Because reflex tachycardia is so common, doctors frequently pair vasodilators with medications that counteract the heart rate increase. Beta-blockers are the most typical choice. They block the signals from the baroreceptor reflex that tell the heart to speed up, effectively canceling out the tachycardia while letting the vasodilator do its job on blood pressure. A diuretic is often added as well, because vasodilators can cause the kidneys to retain sodium and fluid as another compensatory response.

This three-drug combination (vasodilator, beta-blocker, diuretic) has been a standard approach for decades when direct vasodilators are needed for blood pressure control. It reflects the core reality of how these drugs work: opening blood vessels is only part of the equation, and managing the body’s reflexive pushback is just as important.

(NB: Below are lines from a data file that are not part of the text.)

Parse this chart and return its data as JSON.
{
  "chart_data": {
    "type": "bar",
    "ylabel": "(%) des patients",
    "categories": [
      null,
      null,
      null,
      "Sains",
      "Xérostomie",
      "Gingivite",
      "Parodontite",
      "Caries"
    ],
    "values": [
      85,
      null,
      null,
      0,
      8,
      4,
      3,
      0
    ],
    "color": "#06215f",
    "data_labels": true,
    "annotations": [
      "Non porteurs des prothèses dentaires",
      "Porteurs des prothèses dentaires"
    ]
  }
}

Quick Comparison by Drug Type

  • Direct vasodilators (hydralazine, minoxidil): Increase heart rate, often significantly. Almost always require a beta-blocker alongside them.
  • Nitrates (nitroglycerin): Increase heart rate as a compensatory reflex to reduced cardiac output.
  • Dihydropyridine calcium channel blockers (amlodipine, nifedipine): May cause a mild heart rate increase or have no significant effect.
  • Non-dihydropyridine calcium channel blockers (verapamil, diltiazem): Decrease heart rate by directly slowing the heart’s pacemaker cells, in addition to dilating blood vessels.

The bottom line: if you’ve been told you’re taking a vasodilator and you’re wondering about your heart rate, the specific drug matters enormously. Most vasodilators will either raise your heart rate or leave it unchanged. Only verapamil and diltiazem reliably lower it.